The Nevada Gaming Commission (NGC) on Thursday quashed a motion at a hearing that challenged its authority to punish fallen Las Vegas casino mogul Steve Wynn.
In October, the Nevada Gaming Control Board (NGCB) filed a five-count complaint against Wynn related to sexual misconduct allegations against him that surfaced in January 2018. Those led to him removing himself from the company that bears his name.
The NGCB is seeking to fine the billionaire — who was not present at Thursday’s hearing — an unspecified sum and have him declared unsuitable to hold a gaming license in Nevada.
Last month, lawyers for Wynn filed a motion to dismiss the complaint. They argued that Nevada regulators had “no jurisdiction” over their client, since he is no longer a gaming licensee and has already quit the industry.
Wynn resigned as chairman and CEO of Wynn Resorts and sold his majority stake in the company shortly after a January 2018 Wall Street Journal exposé alleged that he had sexually harassed and coerced numerous female employees. He has denied the accusations.
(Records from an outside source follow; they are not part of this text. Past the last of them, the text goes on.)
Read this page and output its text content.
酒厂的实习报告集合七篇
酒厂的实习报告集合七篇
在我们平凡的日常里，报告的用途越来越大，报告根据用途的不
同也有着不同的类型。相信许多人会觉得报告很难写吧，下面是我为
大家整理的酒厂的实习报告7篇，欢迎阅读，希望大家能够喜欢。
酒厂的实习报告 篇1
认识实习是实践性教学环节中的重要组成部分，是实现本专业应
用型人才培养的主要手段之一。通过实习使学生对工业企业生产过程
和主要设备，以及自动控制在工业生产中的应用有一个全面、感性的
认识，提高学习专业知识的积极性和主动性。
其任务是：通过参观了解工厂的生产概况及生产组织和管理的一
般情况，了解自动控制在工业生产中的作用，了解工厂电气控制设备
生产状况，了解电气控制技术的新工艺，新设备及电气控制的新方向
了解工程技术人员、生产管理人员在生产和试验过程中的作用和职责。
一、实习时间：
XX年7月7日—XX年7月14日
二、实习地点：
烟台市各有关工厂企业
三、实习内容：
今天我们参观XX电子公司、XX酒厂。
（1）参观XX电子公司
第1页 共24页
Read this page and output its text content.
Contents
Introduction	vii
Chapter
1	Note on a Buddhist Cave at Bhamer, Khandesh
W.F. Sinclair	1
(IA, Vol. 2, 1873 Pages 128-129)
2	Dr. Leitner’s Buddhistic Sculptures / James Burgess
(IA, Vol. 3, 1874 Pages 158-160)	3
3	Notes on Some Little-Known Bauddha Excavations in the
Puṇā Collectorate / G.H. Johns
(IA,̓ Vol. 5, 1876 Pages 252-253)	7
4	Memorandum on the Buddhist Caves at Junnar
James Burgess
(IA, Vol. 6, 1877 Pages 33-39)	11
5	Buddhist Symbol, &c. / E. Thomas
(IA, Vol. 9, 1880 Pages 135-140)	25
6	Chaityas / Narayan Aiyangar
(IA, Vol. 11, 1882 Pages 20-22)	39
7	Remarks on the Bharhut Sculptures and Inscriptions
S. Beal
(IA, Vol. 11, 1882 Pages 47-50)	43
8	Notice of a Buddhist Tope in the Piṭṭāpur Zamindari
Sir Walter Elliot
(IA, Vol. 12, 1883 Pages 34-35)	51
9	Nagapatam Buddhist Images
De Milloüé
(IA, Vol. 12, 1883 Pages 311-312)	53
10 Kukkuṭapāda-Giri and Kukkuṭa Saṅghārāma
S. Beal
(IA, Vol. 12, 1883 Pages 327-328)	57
But Wynn’s alleged misconduct was not on trial here. The hearing was purely about whether Nevada gaming regulators can retain jurisdiction over an ex-licensee.
“[Steve Wynn] has no control over Wynn Resorts as a matter of law, no financial interest, and he no longer exercises any control,” said Wynn’s attorney, Don Campbell, as reported by CDC Gaming Report’s Howard Stutz, who was live-tweeting from the hearing.
In less than 90 days, he ended all personal involvement and ended a nearly 50-year career in Nevada gaming,” continued Campbell, who added that his client “has no intention (in Nevada) nor anywhere else in the world to re-enter gaming. None.”
Campbell also noted that the NGCB has asserted it retains jurisdiction over Wynn because it has placed an “administrative hold” on his Findings of Suitability. But, he argues, “the statutes and regulations governing gaming in Nevada are devoid of any concept known as ‘administrative hold.’”
“Mr. Wynn did not receive any such notice of the administrative hold,” Campbell said. “Is an administrative hold some sort of administrative zombie that comes back and haunts anyone?”
Courtroom Next Stop
But the NGC ultimately decided that the state grants gaming regulators the authority to examine the alleged misconduct of both current and former gaming license holders. It voted 5-0 to toss Wynn’s motion to dismiss the complaint.
“This commission has full and absolute authority to discipline some who has been found suitable,” said chairman Tony Alamo, who added there were “no winners here.”
He urged all parties to find a settlement without resorting to legal action.
But Campbell was having none of it, and said he would immediately seek a judicial review of the matter.
Ultimately, the question of the NGCB’s jurisdiction over Steve Wynn will be decided by the courts.